Eli Lilly has announced a central nervous system research tie-up with UK biotech Evox Therapeutics, which focuses on drug engineering using vesicles to deliver drugs to targets. 

These tiny packages, known as exosomes can deliver drug cargos to target tissues, potentially allowing access to cells that are currently out of reach using other drug delivery technologies. 

Under the terms of the agreement, Evox will receive around $1.2 billion in development, regulatory and commercial milestone payments. 

This is the second large pharma collaboration for Evox in less than three months, following a rare disease collaboration with Takeda announced in March that is worth up to $882 million. 

Evox is led by Tony de Fougerolles, a pharma veteran who was previously chief scientific officer of Ablynx, and before that Moderna. 

De Fougerolles is credited with shifting Moderna’s technology towards vaccines, where the mRNA specialist is now a frontrunner in the race to treat COVID-19. 
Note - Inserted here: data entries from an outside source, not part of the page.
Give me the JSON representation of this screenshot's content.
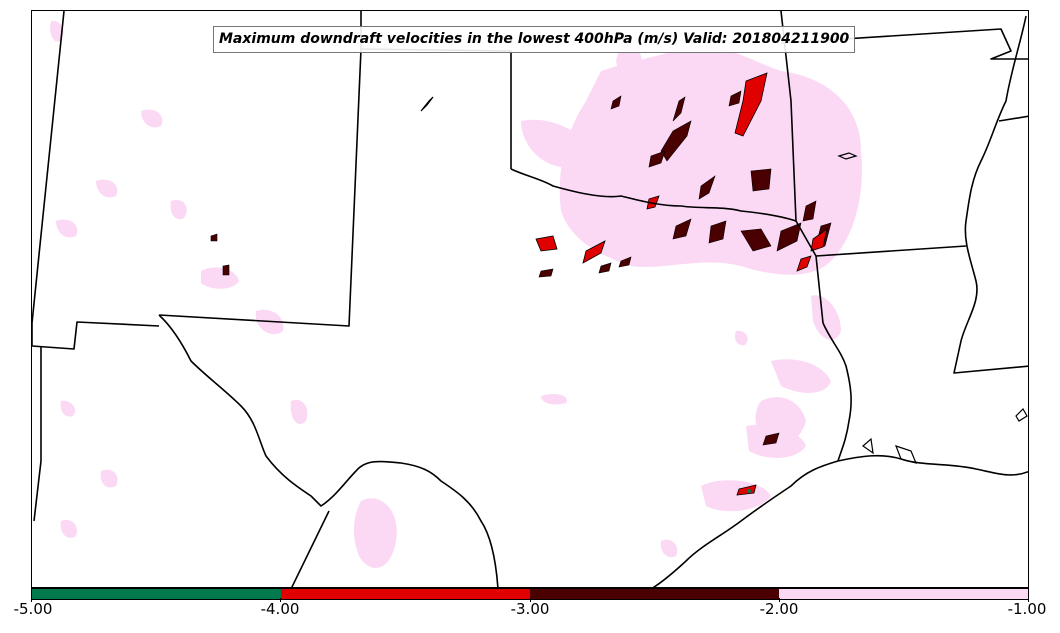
{
  "title": "Maximum downdraft velocities in the lowest 400hPa (m/s) Valid: 201804211900",
  "colorbar": {
    "ticks": [
      "-5.00",
      "-4.00",
      "-3.00",
      "-2.00",
      "-1.00"
    ],
    "bins": [
      {
        "min": -5,
        "max": -4,
        "color": "#007a4d"
      },
      {
        "min": -4,
        "max": -3,
        "color": "#e00000"
      },
      {
        "min": -3,
        "max": -2,
        "color": "#4a0000"
      },
      {
        "min": -2,
        "max": -1,
        "color": "#fbd9f5"
      }
    ]
  }
}
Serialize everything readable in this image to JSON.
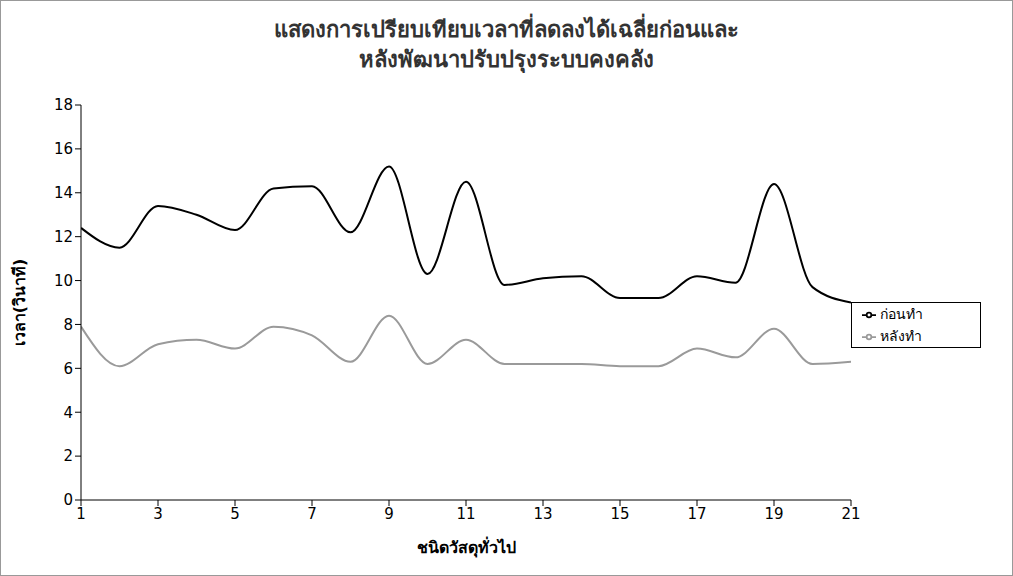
{
  "chart_data": {
    "type": "line",
    "title": "แสดงการเปรียบเทียบเวลาที่ลดลงได้เฉลี่ยก่อนและ\nหลังพัฒนาปรับปรุงระบบคงคลัง",
    "x_label": "ชนิดวัสดุทั่วไป",
    "y_label": "เวลา(วินาที)",
    "x": [
      1,
      2,
      3,
      4,
      5,
      6,
      7,
      8,
      9,
      10,
      11,
      12,
      13,
      14,
      15,
      16,
      17,
      18,
      19,
      20,
      21
    ],
    "series": [
      {
        "name": "ก่อนทำ",
        "color": "#000000",
        "line_style": "solid",
        "marker": "none",
        "values": [
          12.4,
          11.5,
          13.4,
          13.0,
          12.3,
          14.2,
          14.3,
          12.2,
          15.2,
          10.3,
          14.5,
          9.8,
          10.1,
          10.2,
          9.2,
          9.2,
          10.2,
          9.9,
          14.4,
          9.7,
          9.0
        ]
      },
      {
        "name": "หลังทำ",
        "color": "#9a9a9a",
        "line_style": "solid",
        "marker": "none",
        "values": [
          7.9,
          6.1,
          7.1,
          7.3,
          6.9,
          7.9,
          7.5,
          6.3,
          8.4,
          6.2,
          7.3,
          6.2,
          6.2,
          6.2,
          6.1,
          6.1,
          6.9,
          6.5,
          7.8,
          6.2,
          6.3
        ]
      }
    ],
    "xlim": [
      1,
      21
    ],
    "xticks": [
      1,
      3,
      5,
      7,
      9,
      11,
      13,
      15,
      17,
      19,
      21
    ],
    "ylim": [
      0,
      18
    ],
    "yticks": [
      0,
      2,
      4,
      6,
      8,
      10,
      12,
      14,
      16,
      18
    ],
    "grid": false,
    "legend": "right"
  }
}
Evox has developed technology that allows drugs to cross the blood-brain barrier, a major issue when developing drugs to treat diseases of the central nervous system. 

The deal with Eli Lilly covers several targets and is focused on developing and delivering RNA interference and antisense oligonucleotide drug payloads for neurological disorders. 

Evox will be engineering their exosomes in order to achieve brain/CNS-targeting and drug loading. 

Evox will receive a $20 million cash up-front payment, research funding over three years, as well as a $10 million investment from Eli Lilly in exchange for a convertible bond. 

In total these development, regulatory and commercial milestones add up to around $1.2 billion and Evox will also receive tiered royalties on net sales of products. 

Neurology is becoming an important area of research for Eli Lilly – it has recently had its Reyvow (lasmiditan) approved for migraine relief, following on from its preventive injection Emgality (galcanezumab). 

De Fougerolles said: “This agreement with Lilly allows us to explore both the potential of our platform to deliver oligonucleotide payloads, a class of drugs of increasing importance, and the suitability of our exosome technology for CNS targeting. This new deal with another major pharmaceutical company highlights the breadth of opportunity that exists with exosome-based drugs.”